晟白一边纳闷一边却还是照做,她到底有什么办法能让主子把药咽下去?

等到奢青龙的身体再度放平之后,汝慕言看着自己手里的茶杯思考了一会儿。

也就这么一次,权当是救人一命胜造七级浮屠,小小的牺牲一下也没有什么的!

这样做好心理安慰,汝慕言端起小茶杯把里面的水一饮而尽,浓浓的血腥味蔓延在嘴角。

她仰起自己小小的头颅,微微把身体上移一些,对着奢青龙的嘴唇就亲了下去。

一旁的晟白简直是目瞪口呆,连忙闭起眼睛转过身去。

想不到看起来毫不起眼的汝慕言居然胆子这么大,趁着主子昏迷的时候偷亲他?

现在晟白觉得自己都不只是要被送到炼狱受刑,估计会被主子给活剐了。

要知道主子虽然被很多女孩子爱慕,但是身家还是清清白白的呀!

怎么一不留神就毁在了汝慕言这里?

虽然晟白知道汝慕言只是把水,用这样的方式喂到奢青龙嘴里,不过这也太开放了点吧?

汝慕言完全不知道晟白的内心活动有多么的丰富,她全神贯注地把水一点一点喂到奢青龙的嘴里。
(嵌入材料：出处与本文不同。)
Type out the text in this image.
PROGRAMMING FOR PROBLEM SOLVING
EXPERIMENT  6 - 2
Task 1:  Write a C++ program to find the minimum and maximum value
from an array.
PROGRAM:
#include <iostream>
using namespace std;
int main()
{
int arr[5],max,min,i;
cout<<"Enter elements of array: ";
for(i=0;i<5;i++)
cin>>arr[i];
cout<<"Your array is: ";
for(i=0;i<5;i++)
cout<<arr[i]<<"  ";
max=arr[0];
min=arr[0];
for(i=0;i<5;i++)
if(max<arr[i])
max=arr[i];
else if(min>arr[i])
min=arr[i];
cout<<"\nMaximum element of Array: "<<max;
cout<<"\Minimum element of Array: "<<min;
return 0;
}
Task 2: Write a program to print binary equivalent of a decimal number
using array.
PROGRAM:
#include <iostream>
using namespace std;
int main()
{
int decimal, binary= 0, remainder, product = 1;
感觉他吞下了第一口之后,才陆陆续续地把剩下的那些给他喂进去。

直到把水全部渡给奢青龙,汝慕言才起身大口呼吸着新鲜空气。

天知道要不是她会憋气的话,刚才那样的方式不把她给弄死才怪呢!

汝慕言回头刚想叫晟白再打一盆水来,却不想看见他捂着脸扭扭捏捏地站在旁边。

汝慕言唰的一下脸就红了,刚才她做那件事的时候光想着奢青龙,完全忽略还有晟白这个人在。

他该不会以为自己趁火打劫吧?

“晟白大哥,我……”

汝慕言刚想上前去解释解释,却看见他满脸带笑地摆摆手。

“我刚才什么都没有看到,汝小姐你放心我绝对不会给你说出去!”

他说得一脸真诚,好像真的看见了什么不得了的东西!

汝慕言差点没有被自己的口水噎到,她记得晟白以前不是这样的,怎么越来越神经质了?

“我想你刚刚是误会我了,我只是想让夫君把药咽下去,没有任何其他非分之想。”

她怎么总感觉自己这次跳进黄河都洗不清了?

不过她现在哪里还管得了这么多,最重要的就是奢青龙的身体。

想来那药效过一会子就能起作用,她今天晚上看样子是要在这里守着才行。